Quando salafistas se estabelecem na sala de orações de uma zona urbana problemática onde metade dos jovens sem escolaridade está sem emprego, em um condomínio degradado onde ressurge a tuberculose, a medicação política não pode se limitar a tratar o sintoma, ela também precisa tratar a causa. Mas para além dessa constatação, uma tentação de recuo que não diz respeito somente a uma religião particularmente (mas não exclusivamente) praticada pelas populações mais pobres surge na França popular de 2012: as exacerbações identitárias fabricam ali comunidades fantasiadas e soldadas em uma rejeição ao outro – muçulmano, judeu, francês “de raiz” – às quais a Web 2.0 permite levar o delírio ao auge.

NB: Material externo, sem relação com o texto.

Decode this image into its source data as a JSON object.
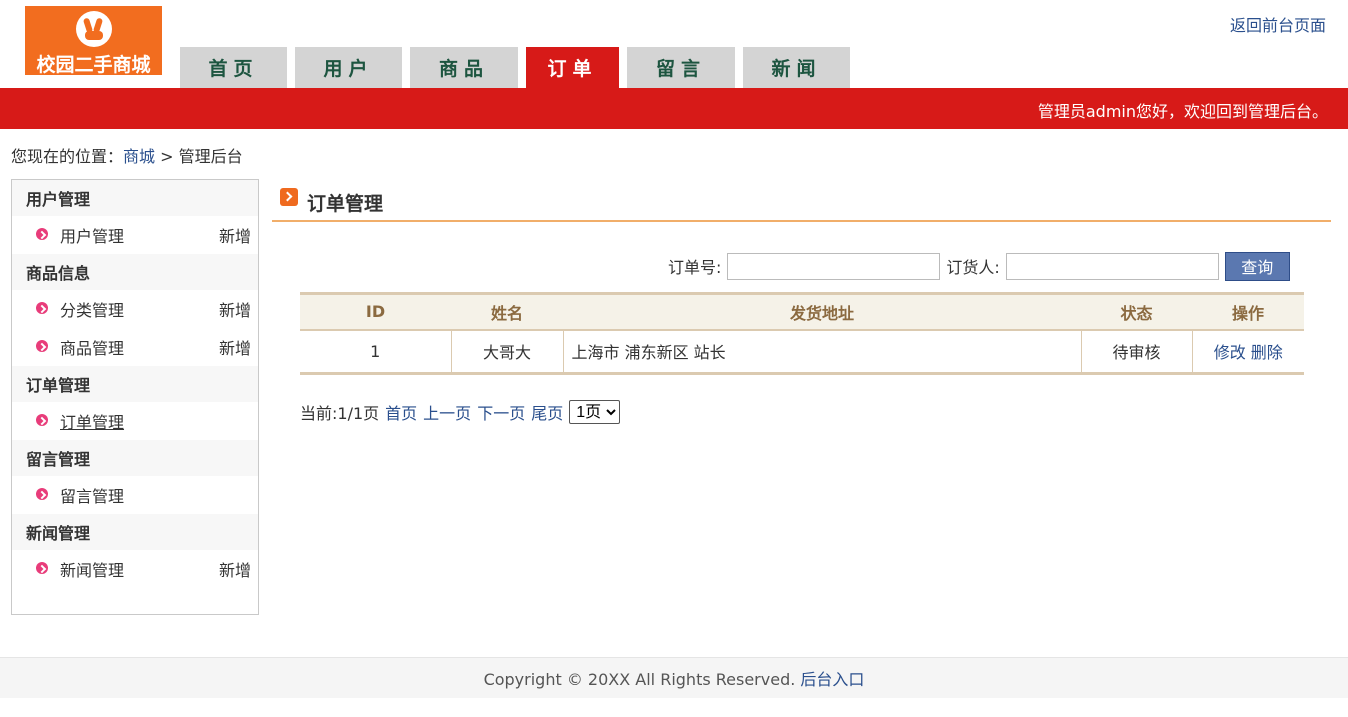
{
  "header": {
    "logo_text": "校园二手商城",
    "back_link": "返回前台页面",
    "welcome": "管理员admin您好，欢迎回到管理后台。"
  },
  "tabs": [
    {
      "label": "首页",
      "active": false
    },
    {
      "label": "用户",
      "active": false
    },
    {
      "label": "商品",
      "active": false
    },
    {
      "label": "订单",
      "active": true
    },
    {
      "label": "留言",
      "active": false
    },
    {
      "label": "新闻",
      "active": false
    }
  ],
  "breadcrumb": {
    "prefix": "您现在的位置：",
    "home": "商城",
    "separator": ">",
    "current": "管理后台"
  },
  "sidebar": {
    "groups": [
      {
        "title": "用户管理",
        "items": [
          {
            "label": "用户管理",
            "add": "新增"
          }
        ]
      },
      {
        "title": "商品信息",
        "items": [
          {
            "label": "分类管理",
            "add": "新增"
          },
          {
            "label": "商品管理",
            "add": "新增"
          }
        ]
      },
      {
        "title": "订单管理",
        "items": [
          {
            "label": "订单管理",
            "add": ""
          }
        ]
      },
      {
        "title": "留言管理",
        "items": [
          {
            "label": "留言管理",
            "add": ""
          }
        ]
      },
      {
        "title": "新闻管理",
        "items": [
          {
            "label": "新闻管理",
            "add": "新增"
          }
        ]
      }
    ]
  },
  "main": {
    "title": "订单管理",
    "search": {
      "order_no_label": "订单号:",
      "order_no_value": "",
      "customer_label": "订货人:",
      "customer_value": "",
      "query_button": "查询"
    },
    "table": {
      "headers": [
        "ID",
        "姓名",
        "发货地址",
        "状态",
        "操作"
      ],
      "rows": [
        {
          "id": "1",
          "name": "大哥大",
          "address": "上海市 浦东新区 站长",
          "status": "待审核",
          "edit": "修改",
          "delete": "删除"
        }
      ]
    },
    "pager": {
      "current": "当前:1/1页",
      "first": "首页",
      "prev": "上一页",
      "next": "下一页",
      "last": "尾页",
      "select_value": "1页"
    }
  },
  "footer": {
    "copyright": "Copyright © 20XX All Rights Reserved.",
    "admin_link": "后台入口"
  },
  "colors": {
    "brand_red": "#d71a18",
    "logo_orange": "#f26d1f",
    "link_blue": "#2a4f8d",
    "button_blue": "#5b78b0"
  }
}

Ela se alimenta de um mal-estar social e de uma desesperança que também atingem o mundo dos pequenos vilarejos rurais, onde o voto na extrema direita e as conversões ao islamismo mais fundamentalista procedem de uma mesma lógica de ruptura e de uma busca de sentido às quais as dissertações políticas sobre a crise do euro não sabem mais responder.

Eles estão “indignados”. Mas como eles se indignam, para além da injunção que Stéphane Hessel popularizou com seus milhões de exemplares vendidos [do livro “Indignai-vos!”]? Se a promessa cívica não é mantida por um projeto que saiba casar, conduzir, escrever as palavras novas de nosso romance nacional, a balcanização das identidades antagônicas está nas páginas que o discurso diluído dessa campanha eleitoral deixa em branco. Entre nossos grandes relatos fundadores, houve uma integração social que transformou as origens étnicas e de classe, passou pelo compartilhamento da mesa e da cama – e que nós glorificamos em nossa gastronomia e nosso erotismo, que são o melhor de nosso patrimônio e fizeram nossa reputação universal.

Nas comunas cercadas de Seine-Saint-Denis, onde pesquisamos com a equipe do Instituto Montaigne em 2010 e 2011, o trabalho se tornou um luxo raro, onde a interação com a sociedade global depende dos descarregamentos de intermináveis transportes coletivos, foram inventadas fortalezas comunitárias onde a recente exacerbação do halal [costumes permitidos pelo islamismo] mais rígido tem aumentado o número de proibições, mantém as crianças longe das cantinas escolares e proíbe os casamentos mistos.

Esses mecanismos de defesa e de sobrevivência questionam nossa capacidade de fazer uma França se eles persistirem. Mas nada impede que eles sejam combatidos – contanto que se tenha coragem de lançar sobre a França de hoje, sobre as falhas sociais que provocam disparidades, e que a inanidade do debate política traduz como antagonismos manchados dos termos cultura ou civilização, o olhar brutal dos sociólogos que lavram o terreno e pegam os trens de subúrbio e outros.

Tomemos um exemplo: quantos deputados que vieram de meios populares nossa Assembleia Nacional, que representa e simboliza a nação, terá em junho? Quantos parlamentares saídos da periferia, nascidos franceses, educados aqui, e cujas famílias vieram há duas ou três gerações da África do Norte e da África Negra, sobretudo, participaram da reconstrução da França esgotada do pós-guerra e ali deixaram sua saúde?

No fim da guerra da Argélia em 1962, o general De Gaulle havia conduzido uma corajosa política de promoção das elites originadas dos franceses muçulmanos; as circunstâncias eram outras, mas não seria uma boa razão para se lembrar disso, sobretudo para aqueles que se inspiram em seu legado? É bom que nossos partidos políticos comecem a se certificar de que os bairros populares e a periferia sejam representados por seus moradores na próxima legislatura, pois sem isso os lamentos sobre a ascensão dos comunitarismos e o conflito de civilizações continuarão sendo lágrimas de crocodilo.